D.C. blacks on verge of losing majority

Non-Hispanic whites account for 35 percent of populationNon-Hispanic blacks are on the verge of losing their majority in the District of Columbia as their population is being pushed out to the south and east of the city while the central city becomes increasingly diverse and whites concentrate in the western half of the District, new census data show.

District by the numbers
D.C.’s total population increased to 601,723.
2010 population Share Change from 2000
Non-Hispanic whites 209,464 34.8% +50,286 (+31.6%)
Non-Hispanic blacks 301,053 50.0% -39,035 (-11.5%)
Non-Hispanic Asians 20,818 3.5% +5,779 (+38.4%)
Hispanic or Latino 54,749 9.1% +9,796 (+21.8%)
  Total population Share of D.C. Change from 2000
Ward 1 76,197 12.7% +2,833 (+3.9%)
Ward 2 79,915 13.3% +11,046 (+16.0%)
Ward 3 77,152 12.8% +3,434 (+4.7%)
Ward 4 75,773 12.6% +594 (+0.8%)
Ward 5 74,308 12.3% +2,868 (+4.0%)
Ward 6 76,598 12.7% 8,563 (+12.6%)
Ward 7 71,068 11.8% +541 (+0.8%)
Ward 8 70,712 11.8% -215 (-0.3%)
Source: U.S. Census Bureau

Non-Hispanic black residents have dropped by more than 39,000 people and now account for just 50 percent of D.C.’s population. By comparison, non-Hispanic blacks comprised 70 percent of the District’s population at the peak of expansion in 1980, according to Benjamin Orr, a Brookings Institution research analyst. Meanwhile white, Asian and Hispanic populations are all on the rise.

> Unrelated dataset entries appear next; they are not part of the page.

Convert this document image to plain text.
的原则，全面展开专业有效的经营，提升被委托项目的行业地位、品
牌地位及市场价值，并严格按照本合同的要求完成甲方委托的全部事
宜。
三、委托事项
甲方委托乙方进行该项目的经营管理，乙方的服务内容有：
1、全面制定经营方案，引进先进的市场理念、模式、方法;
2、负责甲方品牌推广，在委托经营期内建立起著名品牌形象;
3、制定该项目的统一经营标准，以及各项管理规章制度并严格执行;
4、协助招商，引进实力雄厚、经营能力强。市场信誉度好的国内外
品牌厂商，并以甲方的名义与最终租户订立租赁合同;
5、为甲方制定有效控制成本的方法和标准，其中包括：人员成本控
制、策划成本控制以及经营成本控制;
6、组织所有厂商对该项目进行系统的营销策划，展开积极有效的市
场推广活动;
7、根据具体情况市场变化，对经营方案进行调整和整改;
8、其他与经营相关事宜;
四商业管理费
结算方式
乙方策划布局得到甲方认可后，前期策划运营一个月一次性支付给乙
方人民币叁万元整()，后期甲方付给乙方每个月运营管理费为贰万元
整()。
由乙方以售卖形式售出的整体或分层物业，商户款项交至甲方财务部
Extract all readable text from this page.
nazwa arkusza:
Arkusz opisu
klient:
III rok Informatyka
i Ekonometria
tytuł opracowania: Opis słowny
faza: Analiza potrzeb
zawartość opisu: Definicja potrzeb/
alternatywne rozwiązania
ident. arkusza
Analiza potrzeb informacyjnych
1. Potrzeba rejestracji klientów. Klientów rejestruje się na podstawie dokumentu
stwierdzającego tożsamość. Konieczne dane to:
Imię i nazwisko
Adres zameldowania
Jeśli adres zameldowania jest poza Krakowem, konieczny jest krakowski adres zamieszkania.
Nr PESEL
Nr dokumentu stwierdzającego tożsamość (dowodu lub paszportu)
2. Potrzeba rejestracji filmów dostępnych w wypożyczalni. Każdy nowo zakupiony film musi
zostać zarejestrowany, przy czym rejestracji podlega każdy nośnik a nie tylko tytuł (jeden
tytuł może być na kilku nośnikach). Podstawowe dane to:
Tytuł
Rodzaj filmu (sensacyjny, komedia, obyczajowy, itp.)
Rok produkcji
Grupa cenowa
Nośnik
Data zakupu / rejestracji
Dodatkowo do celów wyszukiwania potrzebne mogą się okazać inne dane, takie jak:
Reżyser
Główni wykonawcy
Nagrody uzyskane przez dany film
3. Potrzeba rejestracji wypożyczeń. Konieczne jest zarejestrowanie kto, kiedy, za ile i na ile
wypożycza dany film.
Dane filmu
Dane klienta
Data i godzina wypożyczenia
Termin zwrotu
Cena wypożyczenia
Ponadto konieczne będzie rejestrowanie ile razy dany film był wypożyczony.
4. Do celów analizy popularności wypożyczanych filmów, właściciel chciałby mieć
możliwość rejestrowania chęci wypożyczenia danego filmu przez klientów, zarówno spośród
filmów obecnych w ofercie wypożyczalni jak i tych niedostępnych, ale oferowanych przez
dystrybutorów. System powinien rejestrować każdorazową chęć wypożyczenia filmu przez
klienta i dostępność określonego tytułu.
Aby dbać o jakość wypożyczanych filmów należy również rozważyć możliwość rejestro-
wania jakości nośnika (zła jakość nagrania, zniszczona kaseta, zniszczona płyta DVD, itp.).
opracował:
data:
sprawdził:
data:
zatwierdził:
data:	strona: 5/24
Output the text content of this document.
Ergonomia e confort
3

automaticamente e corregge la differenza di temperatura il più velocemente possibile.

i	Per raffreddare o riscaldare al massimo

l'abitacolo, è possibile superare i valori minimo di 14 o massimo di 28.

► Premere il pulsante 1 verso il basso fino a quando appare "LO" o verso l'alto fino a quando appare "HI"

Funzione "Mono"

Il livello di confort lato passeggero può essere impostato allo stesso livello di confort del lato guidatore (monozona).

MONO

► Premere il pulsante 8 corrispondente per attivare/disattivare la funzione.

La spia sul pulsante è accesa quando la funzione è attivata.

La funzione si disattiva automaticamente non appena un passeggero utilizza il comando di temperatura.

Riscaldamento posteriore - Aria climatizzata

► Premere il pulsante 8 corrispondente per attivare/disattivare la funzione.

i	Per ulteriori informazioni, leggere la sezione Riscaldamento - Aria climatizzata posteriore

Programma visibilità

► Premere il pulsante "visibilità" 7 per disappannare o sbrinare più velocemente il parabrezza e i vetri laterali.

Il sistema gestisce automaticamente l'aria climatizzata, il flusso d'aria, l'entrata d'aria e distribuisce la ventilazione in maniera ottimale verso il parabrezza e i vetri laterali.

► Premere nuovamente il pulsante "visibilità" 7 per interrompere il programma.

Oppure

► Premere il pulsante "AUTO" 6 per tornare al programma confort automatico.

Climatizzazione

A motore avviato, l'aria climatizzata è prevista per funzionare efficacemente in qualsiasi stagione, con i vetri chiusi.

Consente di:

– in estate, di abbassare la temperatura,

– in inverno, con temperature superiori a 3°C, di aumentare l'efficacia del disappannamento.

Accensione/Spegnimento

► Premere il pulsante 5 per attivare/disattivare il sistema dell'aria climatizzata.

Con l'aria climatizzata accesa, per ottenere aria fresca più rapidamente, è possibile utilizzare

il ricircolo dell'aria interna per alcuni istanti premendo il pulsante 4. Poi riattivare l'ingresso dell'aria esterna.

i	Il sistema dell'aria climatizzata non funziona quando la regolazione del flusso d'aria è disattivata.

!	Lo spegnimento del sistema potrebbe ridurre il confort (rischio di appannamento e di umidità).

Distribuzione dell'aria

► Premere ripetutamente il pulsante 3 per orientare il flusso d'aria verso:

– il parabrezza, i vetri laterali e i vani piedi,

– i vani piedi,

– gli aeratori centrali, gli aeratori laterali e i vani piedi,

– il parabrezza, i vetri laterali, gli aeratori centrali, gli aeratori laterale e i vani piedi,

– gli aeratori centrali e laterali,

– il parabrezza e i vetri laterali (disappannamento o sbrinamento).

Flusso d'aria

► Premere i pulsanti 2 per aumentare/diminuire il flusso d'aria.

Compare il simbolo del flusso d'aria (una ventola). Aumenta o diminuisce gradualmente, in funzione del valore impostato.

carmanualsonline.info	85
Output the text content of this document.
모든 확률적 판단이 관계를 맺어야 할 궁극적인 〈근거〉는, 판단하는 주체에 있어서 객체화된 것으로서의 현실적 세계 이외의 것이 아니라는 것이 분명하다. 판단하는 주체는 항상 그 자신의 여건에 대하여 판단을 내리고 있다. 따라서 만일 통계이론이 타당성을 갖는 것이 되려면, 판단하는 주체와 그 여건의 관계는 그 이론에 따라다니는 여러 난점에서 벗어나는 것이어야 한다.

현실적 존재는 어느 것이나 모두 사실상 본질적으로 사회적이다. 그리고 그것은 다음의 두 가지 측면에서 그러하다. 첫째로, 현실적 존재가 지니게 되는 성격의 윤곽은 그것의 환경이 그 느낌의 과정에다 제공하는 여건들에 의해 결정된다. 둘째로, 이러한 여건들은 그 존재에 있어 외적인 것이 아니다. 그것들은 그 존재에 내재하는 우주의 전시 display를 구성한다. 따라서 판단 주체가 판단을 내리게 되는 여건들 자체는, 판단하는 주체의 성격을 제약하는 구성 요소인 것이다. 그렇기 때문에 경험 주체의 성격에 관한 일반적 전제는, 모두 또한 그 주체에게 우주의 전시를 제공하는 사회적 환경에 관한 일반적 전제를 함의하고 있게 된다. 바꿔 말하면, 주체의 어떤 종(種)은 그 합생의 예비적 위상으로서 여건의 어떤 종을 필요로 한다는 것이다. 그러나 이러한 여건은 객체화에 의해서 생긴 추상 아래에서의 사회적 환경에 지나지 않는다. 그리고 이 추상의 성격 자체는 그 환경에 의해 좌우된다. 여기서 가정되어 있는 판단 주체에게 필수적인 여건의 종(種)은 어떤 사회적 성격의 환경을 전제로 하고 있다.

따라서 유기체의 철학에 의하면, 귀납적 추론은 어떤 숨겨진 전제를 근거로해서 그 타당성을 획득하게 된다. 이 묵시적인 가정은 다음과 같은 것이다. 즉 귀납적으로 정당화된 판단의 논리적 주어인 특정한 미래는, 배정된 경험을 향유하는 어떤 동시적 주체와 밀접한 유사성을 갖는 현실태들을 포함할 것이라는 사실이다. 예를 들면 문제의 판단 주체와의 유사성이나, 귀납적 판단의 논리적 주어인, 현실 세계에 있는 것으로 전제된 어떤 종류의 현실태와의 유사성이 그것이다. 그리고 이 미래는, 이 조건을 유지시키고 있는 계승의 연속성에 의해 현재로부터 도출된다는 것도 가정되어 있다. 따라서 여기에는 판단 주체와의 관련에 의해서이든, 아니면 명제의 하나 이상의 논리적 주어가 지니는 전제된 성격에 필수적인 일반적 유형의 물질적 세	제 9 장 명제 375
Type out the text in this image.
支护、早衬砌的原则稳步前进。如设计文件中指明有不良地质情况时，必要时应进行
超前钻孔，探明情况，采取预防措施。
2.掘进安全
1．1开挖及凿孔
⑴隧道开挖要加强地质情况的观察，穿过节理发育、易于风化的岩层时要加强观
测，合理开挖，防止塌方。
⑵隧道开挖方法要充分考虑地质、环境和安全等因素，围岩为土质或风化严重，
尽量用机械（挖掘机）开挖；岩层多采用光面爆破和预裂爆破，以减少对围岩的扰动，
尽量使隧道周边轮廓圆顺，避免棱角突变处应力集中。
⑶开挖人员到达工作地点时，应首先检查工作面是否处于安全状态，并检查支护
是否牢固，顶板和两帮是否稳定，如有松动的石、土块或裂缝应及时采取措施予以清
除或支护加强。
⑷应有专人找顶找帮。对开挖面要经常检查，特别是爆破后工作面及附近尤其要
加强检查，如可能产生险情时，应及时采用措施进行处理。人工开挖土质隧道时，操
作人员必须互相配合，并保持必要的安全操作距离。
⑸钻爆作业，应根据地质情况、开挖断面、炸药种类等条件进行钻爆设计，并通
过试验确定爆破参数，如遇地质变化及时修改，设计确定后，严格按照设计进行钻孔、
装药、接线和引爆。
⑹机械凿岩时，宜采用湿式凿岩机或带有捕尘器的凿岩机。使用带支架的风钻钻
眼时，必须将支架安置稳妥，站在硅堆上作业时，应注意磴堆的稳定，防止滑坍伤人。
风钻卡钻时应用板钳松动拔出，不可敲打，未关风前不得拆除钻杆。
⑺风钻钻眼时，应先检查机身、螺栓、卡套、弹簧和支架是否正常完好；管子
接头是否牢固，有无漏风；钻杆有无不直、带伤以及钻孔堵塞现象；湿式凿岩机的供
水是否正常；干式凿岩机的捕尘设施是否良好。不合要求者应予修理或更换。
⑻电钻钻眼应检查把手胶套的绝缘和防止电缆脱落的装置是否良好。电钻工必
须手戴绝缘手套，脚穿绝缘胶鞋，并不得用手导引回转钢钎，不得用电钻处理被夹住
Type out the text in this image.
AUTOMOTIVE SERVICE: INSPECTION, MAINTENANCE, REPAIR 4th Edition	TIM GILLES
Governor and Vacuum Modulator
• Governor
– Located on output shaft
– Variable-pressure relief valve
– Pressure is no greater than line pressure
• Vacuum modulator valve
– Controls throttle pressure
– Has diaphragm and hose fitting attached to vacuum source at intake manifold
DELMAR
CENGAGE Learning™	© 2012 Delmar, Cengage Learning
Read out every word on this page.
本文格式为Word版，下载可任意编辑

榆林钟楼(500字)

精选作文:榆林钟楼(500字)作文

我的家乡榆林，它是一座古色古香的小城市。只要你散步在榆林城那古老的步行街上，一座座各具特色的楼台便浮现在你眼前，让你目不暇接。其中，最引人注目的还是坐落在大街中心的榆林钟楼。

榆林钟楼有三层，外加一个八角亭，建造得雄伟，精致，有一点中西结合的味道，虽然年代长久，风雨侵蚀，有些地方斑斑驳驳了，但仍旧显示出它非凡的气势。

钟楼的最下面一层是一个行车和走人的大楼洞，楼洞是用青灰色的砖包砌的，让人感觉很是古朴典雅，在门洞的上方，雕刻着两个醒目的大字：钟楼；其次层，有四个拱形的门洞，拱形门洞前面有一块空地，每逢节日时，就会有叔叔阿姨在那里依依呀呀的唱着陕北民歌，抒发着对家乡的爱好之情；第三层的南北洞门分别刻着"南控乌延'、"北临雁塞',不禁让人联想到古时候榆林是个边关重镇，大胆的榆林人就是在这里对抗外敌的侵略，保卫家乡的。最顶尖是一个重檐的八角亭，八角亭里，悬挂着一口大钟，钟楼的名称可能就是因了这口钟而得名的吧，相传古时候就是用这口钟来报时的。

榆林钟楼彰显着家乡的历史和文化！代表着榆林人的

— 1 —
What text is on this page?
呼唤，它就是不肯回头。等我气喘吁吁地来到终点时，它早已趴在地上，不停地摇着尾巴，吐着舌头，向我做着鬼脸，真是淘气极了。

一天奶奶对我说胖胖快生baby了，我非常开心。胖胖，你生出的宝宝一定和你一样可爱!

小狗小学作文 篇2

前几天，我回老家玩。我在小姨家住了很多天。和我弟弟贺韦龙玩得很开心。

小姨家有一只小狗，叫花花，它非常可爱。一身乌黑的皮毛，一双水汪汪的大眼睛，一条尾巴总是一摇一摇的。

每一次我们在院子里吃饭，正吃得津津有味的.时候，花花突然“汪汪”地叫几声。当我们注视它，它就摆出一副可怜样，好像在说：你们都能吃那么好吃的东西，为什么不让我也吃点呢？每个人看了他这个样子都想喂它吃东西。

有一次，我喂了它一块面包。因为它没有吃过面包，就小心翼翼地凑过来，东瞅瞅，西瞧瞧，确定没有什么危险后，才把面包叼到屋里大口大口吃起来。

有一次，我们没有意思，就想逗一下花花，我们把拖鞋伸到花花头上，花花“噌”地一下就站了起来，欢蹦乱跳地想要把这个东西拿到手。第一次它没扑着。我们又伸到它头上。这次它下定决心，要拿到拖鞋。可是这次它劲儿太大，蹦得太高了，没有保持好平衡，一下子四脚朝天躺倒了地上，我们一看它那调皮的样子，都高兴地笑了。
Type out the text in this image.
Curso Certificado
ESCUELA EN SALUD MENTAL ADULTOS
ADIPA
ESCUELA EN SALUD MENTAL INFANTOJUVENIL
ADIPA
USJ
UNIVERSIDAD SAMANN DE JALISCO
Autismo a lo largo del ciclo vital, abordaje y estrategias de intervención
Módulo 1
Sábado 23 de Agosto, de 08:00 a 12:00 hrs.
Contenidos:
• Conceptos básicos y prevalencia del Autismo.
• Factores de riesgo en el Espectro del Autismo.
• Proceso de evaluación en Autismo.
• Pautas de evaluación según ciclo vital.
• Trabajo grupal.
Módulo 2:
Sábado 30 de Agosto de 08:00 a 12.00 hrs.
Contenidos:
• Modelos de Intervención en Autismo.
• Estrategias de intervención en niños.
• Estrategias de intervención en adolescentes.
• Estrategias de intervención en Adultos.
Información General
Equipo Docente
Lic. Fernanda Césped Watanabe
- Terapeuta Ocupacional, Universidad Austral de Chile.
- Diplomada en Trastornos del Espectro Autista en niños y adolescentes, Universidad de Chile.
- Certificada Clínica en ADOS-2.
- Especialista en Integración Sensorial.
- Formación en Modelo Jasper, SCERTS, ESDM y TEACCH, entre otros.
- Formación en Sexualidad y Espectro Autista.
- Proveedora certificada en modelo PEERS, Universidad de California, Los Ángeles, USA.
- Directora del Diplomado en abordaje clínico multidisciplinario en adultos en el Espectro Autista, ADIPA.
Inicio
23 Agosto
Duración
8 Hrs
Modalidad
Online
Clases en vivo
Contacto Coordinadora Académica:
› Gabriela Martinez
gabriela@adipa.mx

The shift follows a trend seen in other cities, especially in the north, of blacks leaving urban environments while other races’ populations grow.

Orr said the District’s decreasing black population has been declining for decades. But the speed at which it fell over the last 10 years surprised some demographers, he said.

“All the development … combines to increase the cost of living in the District,” Orr said. “Which is fine for households that can afford it but it causes others to make tough choices about whether to move out of the District.”

Meanwhile, non-Hispanic whites now account for 35 percent of the city’s total 601,723 residents, an increase of nearly one-third since 2000. More than half of the group lives in two wards that encompass downtown, Foggy Bottom, Georgetown and Friendship Heights. The neighborhoods are also home to more than half the city’s Asian population, which increased significantly but totals just 3.5 percent of residents.

To the east, 62 percent of the city’s blacks live across the Anacostia River and in Northeast D.C. Hispanics and Latinos increased to 9.1 percent of the population and live mostly in the center and northern neck of D.C. in the city’s most diverse wards.

In Ward 4 along the upper 16th Street corridor and Georgia Avenue neighborhoods, whites make up slightly less than half the population, blacks account for one-third and Hispanics account for one-fifth. Ward 1, home to Adams Morgan and Columbia Heights, is nearly 60 percent white with the remaining 40 percent divided nearly evenly between blacks and Hispanics.

The census did not break down the demographics about specific wards into non-Hispanic populations.